Lawmakers have been meeting with Governor Snyder behind closed doors in his ceremonial office, however talks keep breaking down. They've met on several other occasions in the past few days. The governor wants to raise $1.2 billion dollars a year over the next 10 years in order to pay for needed repairs.
A number of proposals are on the table, including increasing the gas tax. Instead, some lawmakers have suggested a plan that would divert money away from public schools and local governments. As an other alternative, the idea of placing the issue on the ballot before voters has also reportedly come up in the meetings.
Governor Snyder said it's tough to find the best option for raising the funds without 'harming' any one group.
He questioned, "How do we get enough revenue for roads? How do we do it without harming other groups? How do we manage the price on the pump? In longer term, it’d be great to have whatever’s on fuel be related to roads. So that’s striking the balance and that’s a tough combination.”

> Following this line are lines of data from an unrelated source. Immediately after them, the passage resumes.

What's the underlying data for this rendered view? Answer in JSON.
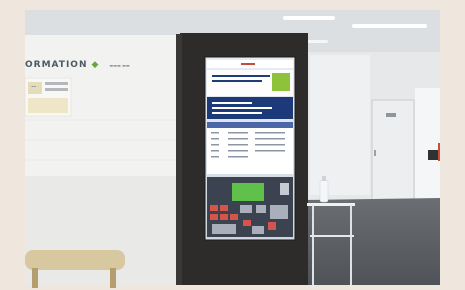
{
  "wall_sign": {
    "text": "ORMATION",
    "diamond": "◆",
    "tiny": "▬▬▬ ▬▬"
  },
  "kiosk": {
    "header_brand": "▬▬ ▬▬▬",
    "banner_title": "▬▬▬▬▬▬▬▬▬▬▬",
    "message_line_1": "▬▬▬▬▬▬▬▬",
    "message_line_2": "▬▬▬▬▬▬▬▬▬▬▬",
    "list_header": "▬ ▬▬ ▬▬▬▬▬▬▬▬▬ ▬▬"
  },
  "door_sign": "▬▬"
}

"This is horrible. This is an absolute shame. They talking bout going to a ballot initiative now. I mean this is just limp-wristed, yellow belly, jelly spine, weak leadership from the republican party," state senator Coleman Young (D- Detroit) said.
"I don’t know what Jase Bolger and the leadership [is] doing over there. We can not continue to look like something from Mad Max and the Thunderdome," he added.
Republican state senator Randy Richardville said, “You know [during] some negotiations… the closer the deadline, the better the result. We’re getting the deadline closer. So I’m optimistic that we’ll get something done. I just want to get as much bipartisan support as I can.”